Frequently Asked Questions

About Custody

The following responses to frequently asked questions are very general and are provided for educational purposes only.  For legal advice about your specific situation, an attorney would need to have information about your circumstances, the child's circumstances and the circumstances of the other parent.
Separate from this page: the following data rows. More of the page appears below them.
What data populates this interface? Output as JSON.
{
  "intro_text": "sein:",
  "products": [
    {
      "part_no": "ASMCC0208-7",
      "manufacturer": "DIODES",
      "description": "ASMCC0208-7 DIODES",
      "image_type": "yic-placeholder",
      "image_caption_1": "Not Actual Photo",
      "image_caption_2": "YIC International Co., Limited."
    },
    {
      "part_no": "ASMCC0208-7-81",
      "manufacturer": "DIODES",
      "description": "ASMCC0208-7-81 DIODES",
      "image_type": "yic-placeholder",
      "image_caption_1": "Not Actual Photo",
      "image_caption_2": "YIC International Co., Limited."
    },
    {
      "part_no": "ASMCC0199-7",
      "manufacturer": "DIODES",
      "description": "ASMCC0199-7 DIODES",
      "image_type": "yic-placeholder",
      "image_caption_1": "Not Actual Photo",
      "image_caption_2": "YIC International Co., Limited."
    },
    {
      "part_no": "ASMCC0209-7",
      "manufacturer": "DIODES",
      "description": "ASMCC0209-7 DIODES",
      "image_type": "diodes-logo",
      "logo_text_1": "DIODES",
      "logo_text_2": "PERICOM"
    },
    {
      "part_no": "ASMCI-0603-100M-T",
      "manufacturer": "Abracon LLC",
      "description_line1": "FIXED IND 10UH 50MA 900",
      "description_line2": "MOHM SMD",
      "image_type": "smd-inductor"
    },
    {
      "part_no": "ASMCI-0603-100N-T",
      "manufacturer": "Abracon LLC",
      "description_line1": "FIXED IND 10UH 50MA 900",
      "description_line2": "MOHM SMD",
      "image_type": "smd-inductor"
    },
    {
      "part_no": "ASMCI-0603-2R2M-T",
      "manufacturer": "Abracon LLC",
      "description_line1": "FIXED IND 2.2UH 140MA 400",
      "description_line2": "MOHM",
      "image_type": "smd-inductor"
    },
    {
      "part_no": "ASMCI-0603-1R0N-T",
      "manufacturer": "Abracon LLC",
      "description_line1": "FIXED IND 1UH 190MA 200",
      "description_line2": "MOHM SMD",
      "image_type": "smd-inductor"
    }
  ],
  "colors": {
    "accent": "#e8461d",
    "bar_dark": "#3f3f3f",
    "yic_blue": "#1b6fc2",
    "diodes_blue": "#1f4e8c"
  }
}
  1. People frequently relay a fact about the other parent on or otherwise, and ask whether they can get "full custody." That question is not answerable. Why? "Full custody" is not a legal term, so more discussion is needed to understand what type of custody they want. Also, custody is determined based on the Judge's decision about the child's best interests under the totality of each parent's and the child's circumstances, not just based on one fact.
  2. Laypeople frequently state that men are not granted custody. That isn't true. Why? Men are frequently granted custody of children. Hopkins-Laster Law office has successfully represented many men who obtained custody of their children. Judges indeed have different views. However, sexism and gender bias in the Courts have decreased significantly in the last twenty years.
  3. Minors sometimes ask if their teachers or friend's parents can get custody of them. The answer is generally no. Why? Because the teacher or friend's parents would not have legal standing to sue for custody unless 1) the managing conservator of the child gives them written permission, or 2) the child lives with the teacher or friend's parents for six months or more shortly before filing for custody.